Law and the game cloners

[ By Susan Corbett on April 28, 2014 | Filed under: Blog ]
[ 3 comments ]

As we have discovered, most early computer games are still protected by copyright and therefore they cannot be archived or made available online (even for not-for-profit purposes like the PlayitAgain project) without the consent of their copyright owners.

However copyright protection will not necessarily protect computer games from game cloners, who base their activities on the fundamental principle that copyright law has never protected an idea; it only protects the expression of an idea. If you are wondering what that means, then you are in good company!

The rationale for the principle is that ideas should be freely available to everyone. However, particularly since the introduction of copyright protection for movies, audio-visual works, computers and computer games, the courts have struggled with how to separate the idea which underlies a particular work (which is not protected by copyright), from its expression (which is protected by copyright). Court decisions are inconsistent- for example a series of frames creating the moving images in a film has been found to be protected by copyright, whereas a series of still images in a computer game which created an “illusion of movement” was ruled to be an idea and not protectable. Admittedly in the latter case the series of images was of a commonplace activity (a snooker game), but this has not always been the situation.

The games cloners tend to take advantage of this inconsistency and uncertainty and frequently copy the gameplay and storyline of another game producer’s successful creation. In effect the research, time, and funding that was expended in producing a game is exploited by the cloner who free-rides on the original game company’s work.

I would be interested to hear your thoughts on this. For example, would it be practicable to patent the underlying software in a game to protect it from the cloners?

3 thoughts on “Law and the game cloners

  1. The “Flappy Bird” movement seems to be the latest and greatest example of cloning at work – within hours of the game being pulled there were a number of successful clones.

    In New Zealand, I can’t think of any means of protecting the underlying ‘idea’ – indeed, most intellectual property systems specifically prevent monopolising an idea, opting instead to protect physical embodiments or realisations of ideas. Our patents system provides protection for apparatus, methods and systems. Software (at least in NZ) won’t be afforded protection without some element of real-world or mechanical interaction (e.g. the software that drives a washing machine or assists aircraft navigation). This is especially clear under the new Patents Act.

    Coming back to Flappy Bird, it seems that the best means of protection might be through a catchy brand (trade mark) and visual environment (copyrighted characters and graphics). There are a number of clones out there that could well amount to trade mark infringement and the tort of passing off (assuming that the clones were taking advantage of the original designer’s brand and reputation).

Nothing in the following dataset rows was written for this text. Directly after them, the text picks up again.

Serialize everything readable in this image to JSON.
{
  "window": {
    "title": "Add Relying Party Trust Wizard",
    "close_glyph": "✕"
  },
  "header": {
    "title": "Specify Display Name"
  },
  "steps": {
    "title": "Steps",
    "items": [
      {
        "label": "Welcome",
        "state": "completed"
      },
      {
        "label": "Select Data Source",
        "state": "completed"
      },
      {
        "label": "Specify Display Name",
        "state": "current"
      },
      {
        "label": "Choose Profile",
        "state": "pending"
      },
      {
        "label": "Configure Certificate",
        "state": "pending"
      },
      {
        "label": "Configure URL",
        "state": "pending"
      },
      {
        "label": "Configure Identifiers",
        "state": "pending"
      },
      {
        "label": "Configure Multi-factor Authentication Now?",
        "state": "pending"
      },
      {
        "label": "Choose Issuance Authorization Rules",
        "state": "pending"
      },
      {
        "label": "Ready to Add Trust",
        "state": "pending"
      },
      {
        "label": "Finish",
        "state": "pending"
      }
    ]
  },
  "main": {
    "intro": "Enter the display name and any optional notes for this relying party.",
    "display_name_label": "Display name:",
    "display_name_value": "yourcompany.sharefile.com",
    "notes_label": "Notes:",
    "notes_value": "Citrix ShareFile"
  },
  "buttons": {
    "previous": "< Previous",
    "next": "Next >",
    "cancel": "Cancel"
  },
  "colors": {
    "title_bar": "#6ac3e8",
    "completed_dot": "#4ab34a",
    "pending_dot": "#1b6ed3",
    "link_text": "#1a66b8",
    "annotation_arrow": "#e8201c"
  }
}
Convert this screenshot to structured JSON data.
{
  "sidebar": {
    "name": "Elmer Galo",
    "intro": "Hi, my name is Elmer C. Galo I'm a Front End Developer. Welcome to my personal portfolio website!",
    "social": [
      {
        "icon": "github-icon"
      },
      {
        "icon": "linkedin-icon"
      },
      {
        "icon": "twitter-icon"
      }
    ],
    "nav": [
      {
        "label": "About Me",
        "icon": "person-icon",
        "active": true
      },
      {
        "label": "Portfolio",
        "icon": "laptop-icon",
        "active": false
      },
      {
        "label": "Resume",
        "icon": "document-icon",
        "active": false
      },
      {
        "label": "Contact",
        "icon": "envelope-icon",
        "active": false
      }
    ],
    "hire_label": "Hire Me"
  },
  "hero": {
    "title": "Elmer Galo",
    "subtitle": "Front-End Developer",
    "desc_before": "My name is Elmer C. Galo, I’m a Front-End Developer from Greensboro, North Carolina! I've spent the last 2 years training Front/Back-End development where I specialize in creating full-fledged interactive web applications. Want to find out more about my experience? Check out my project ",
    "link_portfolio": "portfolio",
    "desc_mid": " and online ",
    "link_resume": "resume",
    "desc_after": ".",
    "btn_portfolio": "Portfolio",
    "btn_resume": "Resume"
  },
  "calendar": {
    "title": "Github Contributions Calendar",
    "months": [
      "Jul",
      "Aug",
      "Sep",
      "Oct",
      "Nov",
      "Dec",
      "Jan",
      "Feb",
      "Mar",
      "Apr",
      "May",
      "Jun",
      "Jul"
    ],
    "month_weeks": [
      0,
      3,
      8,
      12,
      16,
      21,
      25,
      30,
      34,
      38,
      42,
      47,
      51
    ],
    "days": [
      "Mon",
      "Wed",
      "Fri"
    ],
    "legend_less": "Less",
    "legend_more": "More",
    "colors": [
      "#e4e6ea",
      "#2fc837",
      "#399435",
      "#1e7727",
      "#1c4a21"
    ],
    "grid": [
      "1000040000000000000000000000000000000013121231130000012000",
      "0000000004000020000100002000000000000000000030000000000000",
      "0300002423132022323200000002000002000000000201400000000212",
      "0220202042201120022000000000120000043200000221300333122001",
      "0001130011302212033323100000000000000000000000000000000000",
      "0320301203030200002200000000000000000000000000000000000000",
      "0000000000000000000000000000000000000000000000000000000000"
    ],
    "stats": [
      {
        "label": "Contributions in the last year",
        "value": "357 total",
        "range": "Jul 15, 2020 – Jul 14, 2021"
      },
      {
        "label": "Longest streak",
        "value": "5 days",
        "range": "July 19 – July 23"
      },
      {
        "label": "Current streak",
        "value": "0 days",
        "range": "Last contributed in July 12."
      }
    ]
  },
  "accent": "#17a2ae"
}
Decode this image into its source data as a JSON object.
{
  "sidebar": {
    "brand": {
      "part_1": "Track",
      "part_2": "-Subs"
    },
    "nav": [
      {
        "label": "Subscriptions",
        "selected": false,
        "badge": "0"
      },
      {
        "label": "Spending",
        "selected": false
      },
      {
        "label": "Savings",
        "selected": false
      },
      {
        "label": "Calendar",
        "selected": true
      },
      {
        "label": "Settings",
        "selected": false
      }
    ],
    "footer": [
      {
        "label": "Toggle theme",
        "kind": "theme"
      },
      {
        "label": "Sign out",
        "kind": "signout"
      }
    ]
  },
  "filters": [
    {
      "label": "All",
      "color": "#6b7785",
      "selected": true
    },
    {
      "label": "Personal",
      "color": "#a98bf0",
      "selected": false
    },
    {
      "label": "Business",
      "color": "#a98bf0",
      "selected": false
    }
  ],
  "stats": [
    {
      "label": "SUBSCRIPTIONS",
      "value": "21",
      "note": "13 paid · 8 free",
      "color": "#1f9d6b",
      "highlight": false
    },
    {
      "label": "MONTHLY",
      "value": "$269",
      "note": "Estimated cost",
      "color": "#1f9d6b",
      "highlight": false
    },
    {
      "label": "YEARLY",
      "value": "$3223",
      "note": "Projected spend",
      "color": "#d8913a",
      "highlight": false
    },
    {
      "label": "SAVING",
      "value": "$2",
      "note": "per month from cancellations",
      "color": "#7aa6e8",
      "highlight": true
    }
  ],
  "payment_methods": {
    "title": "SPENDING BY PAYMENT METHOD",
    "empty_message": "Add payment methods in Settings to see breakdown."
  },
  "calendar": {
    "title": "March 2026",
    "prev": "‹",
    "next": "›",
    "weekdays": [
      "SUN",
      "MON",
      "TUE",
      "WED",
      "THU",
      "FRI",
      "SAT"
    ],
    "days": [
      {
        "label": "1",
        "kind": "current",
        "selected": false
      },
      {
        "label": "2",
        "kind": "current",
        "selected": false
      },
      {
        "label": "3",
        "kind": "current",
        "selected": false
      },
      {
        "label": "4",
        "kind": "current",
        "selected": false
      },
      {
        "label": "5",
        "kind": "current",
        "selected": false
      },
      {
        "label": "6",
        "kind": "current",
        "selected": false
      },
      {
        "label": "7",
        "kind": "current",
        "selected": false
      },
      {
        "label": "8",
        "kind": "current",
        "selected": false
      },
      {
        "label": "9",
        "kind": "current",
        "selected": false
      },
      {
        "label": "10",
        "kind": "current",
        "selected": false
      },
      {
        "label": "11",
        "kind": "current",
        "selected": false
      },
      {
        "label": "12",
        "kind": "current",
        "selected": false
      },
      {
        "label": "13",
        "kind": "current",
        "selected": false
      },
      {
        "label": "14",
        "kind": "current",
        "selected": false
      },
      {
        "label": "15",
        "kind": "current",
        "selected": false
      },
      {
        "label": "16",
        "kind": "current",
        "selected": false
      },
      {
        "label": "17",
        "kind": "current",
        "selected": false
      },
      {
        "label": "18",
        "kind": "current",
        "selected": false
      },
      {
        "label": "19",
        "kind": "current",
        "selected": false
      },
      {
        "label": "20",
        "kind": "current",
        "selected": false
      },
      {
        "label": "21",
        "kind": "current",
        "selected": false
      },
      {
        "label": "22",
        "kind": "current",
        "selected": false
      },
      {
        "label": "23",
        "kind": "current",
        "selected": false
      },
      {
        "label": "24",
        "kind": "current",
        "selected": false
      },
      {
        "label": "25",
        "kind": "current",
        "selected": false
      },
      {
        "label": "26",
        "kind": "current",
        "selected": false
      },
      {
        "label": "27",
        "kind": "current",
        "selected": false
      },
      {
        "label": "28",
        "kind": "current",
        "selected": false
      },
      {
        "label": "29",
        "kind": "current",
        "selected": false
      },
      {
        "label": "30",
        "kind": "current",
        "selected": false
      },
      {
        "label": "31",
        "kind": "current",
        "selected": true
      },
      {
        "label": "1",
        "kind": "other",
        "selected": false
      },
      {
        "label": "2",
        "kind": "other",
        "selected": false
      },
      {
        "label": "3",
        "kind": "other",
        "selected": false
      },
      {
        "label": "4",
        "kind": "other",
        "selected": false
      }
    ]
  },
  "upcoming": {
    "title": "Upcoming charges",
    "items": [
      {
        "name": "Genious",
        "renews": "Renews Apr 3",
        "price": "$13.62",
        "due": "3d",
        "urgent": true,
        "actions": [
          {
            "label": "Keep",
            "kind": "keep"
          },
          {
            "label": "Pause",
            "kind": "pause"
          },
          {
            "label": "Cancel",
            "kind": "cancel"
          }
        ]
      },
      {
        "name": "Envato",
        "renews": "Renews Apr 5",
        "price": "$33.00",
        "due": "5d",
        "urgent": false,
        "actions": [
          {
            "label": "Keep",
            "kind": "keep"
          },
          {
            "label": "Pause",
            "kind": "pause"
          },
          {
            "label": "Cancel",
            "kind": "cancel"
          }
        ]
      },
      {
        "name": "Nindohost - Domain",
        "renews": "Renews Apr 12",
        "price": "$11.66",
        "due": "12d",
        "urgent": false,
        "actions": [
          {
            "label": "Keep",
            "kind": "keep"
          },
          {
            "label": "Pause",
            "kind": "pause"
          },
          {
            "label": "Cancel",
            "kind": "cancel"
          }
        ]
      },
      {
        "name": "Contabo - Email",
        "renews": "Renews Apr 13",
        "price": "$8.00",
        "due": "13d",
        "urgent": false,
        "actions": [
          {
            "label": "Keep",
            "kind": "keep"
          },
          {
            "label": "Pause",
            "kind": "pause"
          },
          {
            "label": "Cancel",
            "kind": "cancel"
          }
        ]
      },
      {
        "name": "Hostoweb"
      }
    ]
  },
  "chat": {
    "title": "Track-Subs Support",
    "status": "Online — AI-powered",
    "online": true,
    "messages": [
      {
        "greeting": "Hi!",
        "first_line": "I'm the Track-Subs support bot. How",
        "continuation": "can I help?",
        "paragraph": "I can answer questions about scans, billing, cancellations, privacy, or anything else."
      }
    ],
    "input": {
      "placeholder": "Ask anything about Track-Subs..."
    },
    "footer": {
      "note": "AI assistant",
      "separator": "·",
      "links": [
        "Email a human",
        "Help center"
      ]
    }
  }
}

  2. A good point Thomas. Our new Patents Act definitely does exclude “computer programs, as such” from patentability. However, we don’t also have the specific exclusion of “methods of playing a game” (as I believe European patent law does). Do you have any views on why that might be?
    Should we infer that in New Zealand law a game which is novel and has an inventive step could be no less patentable than an new kind of household appliance? After all it is equally valuable to its creators. Just a thought…!
    Also, do you think a trade mark for the name of a game or copyright protection for the graphics would be sufficient to protect the huge investment that goes into many games?

  3. For some time I would regularly browse over any articles on the Tom’s Hardware web site that mentioned anything about patents and Company A versus Company B. Based on the countless “patent system is stuffed” comments in such articles, I’m not sure whether it is a good long-term solution (granted that these are USA based comments, but still it makes you think). I suspect that the basis of such comments is that some patents are very generalised and probably intending to be non-specific so that the holder has a greater chance of success in any legal action.